Re: [iri] #118: What term to use for the kind of text that the Unicode Bidi Algorithm was designed for

Hello Mati,

Many thanks for your comments.

On 2012/03/11 22:07, Matitiahu Allouche wrote:
> Since the question is related to Unicode (the kind of text that the
> Unicode Bidi Algorithm was designed for), maybe we should check the
> Unicode definition for "plain text". In the Unicode glossary (
> http://unicode.org/glossary/#P), we find:
> Plain Text. Computer-encoded text that consists only of a sequence of code
> points from a given standard, with no other formatting or structural
> information. Plain text interchange is commonly used between computer
> systems that do not share higher-level protocols. (See also rich text.)
>
>
> Personally, I find this definition appropriate for "the kind of text that
> the Unicode Bidi Algorithm was designed for", and I prefer "plain text"
> over "running text". It is also my experience that "plain text" is much
> more in use in Unicode circles than "running text".
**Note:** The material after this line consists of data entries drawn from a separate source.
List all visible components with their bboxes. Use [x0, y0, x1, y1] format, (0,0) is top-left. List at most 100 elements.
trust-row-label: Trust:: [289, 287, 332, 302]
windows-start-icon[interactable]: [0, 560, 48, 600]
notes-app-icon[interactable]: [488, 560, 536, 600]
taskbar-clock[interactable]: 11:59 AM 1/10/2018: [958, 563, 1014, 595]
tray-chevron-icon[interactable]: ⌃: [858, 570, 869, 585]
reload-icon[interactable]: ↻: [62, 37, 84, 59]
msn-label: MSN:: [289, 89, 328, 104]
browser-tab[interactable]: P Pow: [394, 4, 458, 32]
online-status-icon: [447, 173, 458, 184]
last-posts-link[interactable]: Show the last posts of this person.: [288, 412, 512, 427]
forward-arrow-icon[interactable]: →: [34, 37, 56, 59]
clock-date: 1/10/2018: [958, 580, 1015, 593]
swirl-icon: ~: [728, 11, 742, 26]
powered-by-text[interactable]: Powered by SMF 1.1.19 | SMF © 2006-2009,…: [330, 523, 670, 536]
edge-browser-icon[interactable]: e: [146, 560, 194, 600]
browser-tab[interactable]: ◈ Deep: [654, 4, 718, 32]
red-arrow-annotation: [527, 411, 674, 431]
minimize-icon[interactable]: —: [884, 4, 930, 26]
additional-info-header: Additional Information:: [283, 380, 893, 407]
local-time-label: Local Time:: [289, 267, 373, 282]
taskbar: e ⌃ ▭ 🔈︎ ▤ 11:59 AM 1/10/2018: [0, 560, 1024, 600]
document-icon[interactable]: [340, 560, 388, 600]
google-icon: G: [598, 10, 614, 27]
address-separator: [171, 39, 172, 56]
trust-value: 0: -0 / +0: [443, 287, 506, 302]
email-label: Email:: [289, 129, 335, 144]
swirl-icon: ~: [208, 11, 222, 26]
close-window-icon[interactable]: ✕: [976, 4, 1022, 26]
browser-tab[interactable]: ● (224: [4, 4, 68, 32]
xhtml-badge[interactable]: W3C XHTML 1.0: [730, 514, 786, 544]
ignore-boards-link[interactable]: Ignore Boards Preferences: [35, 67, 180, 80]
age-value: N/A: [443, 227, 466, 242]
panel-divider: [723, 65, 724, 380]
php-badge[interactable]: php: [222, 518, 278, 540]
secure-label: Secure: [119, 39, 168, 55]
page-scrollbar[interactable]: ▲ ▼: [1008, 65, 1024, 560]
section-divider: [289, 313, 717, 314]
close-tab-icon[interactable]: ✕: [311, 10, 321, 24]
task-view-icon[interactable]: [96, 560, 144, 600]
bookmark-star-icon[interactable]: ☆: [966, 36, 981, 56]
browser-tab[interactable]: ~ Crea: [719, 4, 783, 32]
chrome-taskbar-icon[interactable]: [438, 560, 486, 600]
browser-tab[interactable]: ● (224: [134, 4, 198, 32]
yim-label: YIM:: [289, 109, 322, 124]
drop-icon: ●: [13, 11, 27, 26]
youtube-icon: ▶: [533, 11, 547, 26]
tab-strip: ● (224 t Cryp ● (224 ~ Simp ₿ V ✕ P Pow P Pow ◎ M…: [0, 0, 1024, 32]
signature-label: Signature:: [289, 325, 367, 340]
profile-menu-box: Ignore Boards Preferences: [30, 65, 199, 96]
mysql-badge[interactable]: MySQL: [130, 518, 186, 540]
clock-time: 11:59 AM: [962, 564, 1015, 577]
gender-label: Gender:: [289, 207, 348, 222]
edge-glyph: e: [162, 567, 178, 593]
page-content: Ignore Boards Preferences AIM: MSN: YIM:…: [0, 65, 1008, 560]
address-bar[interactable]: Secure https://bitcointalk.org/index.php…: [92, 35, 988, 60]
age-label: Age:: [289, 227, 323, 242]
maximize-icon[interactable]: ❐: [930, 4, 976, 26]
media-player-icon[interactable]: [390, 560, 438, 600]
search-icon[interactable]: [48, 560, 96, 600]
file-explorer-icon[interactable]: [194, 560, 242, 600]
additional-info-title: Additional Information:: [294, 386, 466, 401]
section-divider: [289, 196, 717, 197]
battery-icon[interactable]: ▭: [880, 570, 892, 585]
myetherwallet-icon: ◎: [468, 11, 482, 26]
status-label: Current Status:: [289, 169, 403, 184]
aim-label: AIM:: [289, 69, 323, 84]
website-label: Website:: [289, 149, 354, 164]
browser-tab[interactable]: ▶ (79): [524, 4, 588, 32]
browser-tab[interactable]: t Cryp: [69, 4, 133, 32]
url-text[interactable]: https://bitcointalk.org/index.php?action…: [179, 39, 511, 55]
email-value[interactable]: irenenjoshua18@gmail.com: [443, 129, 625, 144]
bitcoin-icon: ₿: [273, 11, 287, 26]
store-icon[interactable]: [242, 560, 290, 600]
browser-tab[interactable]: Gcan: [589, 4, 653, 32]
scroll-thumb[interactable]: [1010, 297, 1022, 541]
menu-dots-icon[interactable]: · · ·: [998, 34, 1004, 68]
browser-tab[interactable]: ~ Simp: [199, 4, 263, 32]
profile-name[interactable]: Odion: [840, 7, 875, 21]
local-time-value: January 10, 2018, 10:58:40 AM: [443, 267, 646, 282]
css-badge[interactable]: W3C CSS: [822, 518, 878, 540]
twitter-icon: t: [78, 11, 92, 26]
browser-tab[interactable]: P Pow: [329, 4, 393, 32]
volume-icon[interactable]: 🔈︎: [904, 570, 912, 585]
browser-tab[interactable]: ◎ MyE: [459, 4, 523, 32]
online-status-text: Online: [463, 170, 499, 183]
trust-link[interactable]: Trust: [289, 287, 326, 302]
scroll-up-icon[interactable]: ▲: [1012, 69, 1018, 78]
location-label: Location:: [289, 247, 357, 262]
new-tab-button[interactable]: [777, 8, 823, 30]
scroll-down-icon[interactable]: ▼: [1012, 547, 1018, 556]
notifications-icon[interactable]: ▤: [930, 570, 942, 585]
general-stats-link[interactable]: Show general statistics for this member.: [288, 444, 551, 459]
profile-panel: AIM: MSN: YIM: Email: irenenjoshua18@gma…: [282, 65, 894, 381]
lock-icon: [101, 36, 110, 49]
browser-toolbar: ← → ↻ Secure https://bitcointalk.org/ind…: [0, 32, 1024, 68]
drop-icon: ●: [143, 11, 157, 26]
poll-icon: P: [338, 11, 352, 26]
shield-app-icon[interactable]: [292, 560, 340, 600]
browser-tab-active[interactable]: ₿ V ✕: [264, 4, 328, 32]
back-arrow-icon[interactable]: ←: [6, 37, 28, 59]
I agree that if we look at the distinction between plain text and rich 
text, then it is appropriate to say that the Bidi Algorithm has been 
designed for plain text rather than for rich text. But in the two places 
in the spec where we have been using "running text" for the past seven 
or more years, it's NOT this distinction between plain text and rich 
text that we are after.

To be more specific, it's irrelevant whether an IRI shows up in a plain 
text file (.txt) or a rich text file (e.g. MS Word, HTML with 
stylesheets,...). We have exactly the same problems with bidi IRIs in 
plain text as we have in rich text. This is because although the Bidi 
Algorithm was designed for plain text, essentially the same algorithm is 
used for rich text. For MS Word, there are usually a few tweaks where it 
does not behave exactly the same as the Unicode Bidi Algorithm (the last 
one of them is the special behavior regarding parentheses that was 
presented and discussed at last year's IUC), but the basics are the 
same. Rendered HTML also uses the Unicode Bidi Algorithm for its basic 
features.

What the spec is referring to is the fact that the Bidi Algorithm was 
designed for sequences of characters, words, and punctuation such as 
they turn up in letters, newspaper articles, explanatory text in books, 
and so on, as opposed to sequences of characters as they turn up in 
artificial stuff such as IRIs, markup source, programming languages, and 
so on.

I'm not sure whether "running text" is the best term for this, but I am 
very sure "plain text" is wrong for where we want to use it, because 
IRIs, markup source, programs, and so on are in many if not most cases 
plain text. Running text at least seems to come close, see e.g. the 
definition at http://en.wiktionary.org/wiki/running_text.

Regards,   Martin.



> Shalom (Regards),  Mati
>         Bidi Architect
>         Globalization Center Of Competency - Bidirectional Scripts
>         IBM Israel
>         Mobile: +972 52 2554160
>
>
>
>
> From:   "iri issue tracker"<trac+iri@trac.tools.ietf.org>
> To:     draft-ietf-iri-3987bis@tools.ietf.org, duerst@it.aoyama.ac.jp
> Cc:     public-iri@w3.org
> Date:   11/03/2012 14:03
> Subject:        [iri] #118: What term to use for the kind of text that the
> Unicode  Bidi Algorithm was designed for
>
>
>
> #118: What term to use for the kind of text that the Unicode Bidi
> Algorithm was
> designed for
>
>   What term should we use for the kind of text that the Unicode Bidi
>   Algorithm was designed for. RFC 3987 and 3987bis use "running text".
> bidi-
>   guidelines (-01) changed to "plain text".
>
>   We have a definition for running text at
>   http://tools.ietf.org/html/draft-ietf-iri-3987bis-10#section-1.3:
>
>       running text:  Human text (paragraphs, sentences, phrases) with
>          syntax according to orthographic conventions of a natural
>          language, as opposed to syntax defined for ease of processing by
>          machines (e.g., markup, programming languages).
>
>   In RFC 3987, there are two uses:
>
>   The Unicode Bidirectional Algorithm is designed mainly for running text.
>
>   [UNIXML] is written in the context of running text rather than in that of
>   identifiers.
>
>   The first use moved to bidi-guidelines, but the second use is still in
>   3987bis. In both cases, the term "plain text" isn't appropriate, because
>   the main use of "plain text" is to distinguish from "fancy text", i.e.
>   text with styling,... But in both usages above, the distinction between
>   "plain text" and "fancy text" is irrelevant. See also
>   http://en.wikipedia.org/wiki/Plain_text.
>

Received on Monday, 12 March 2012 03:06:28 UTC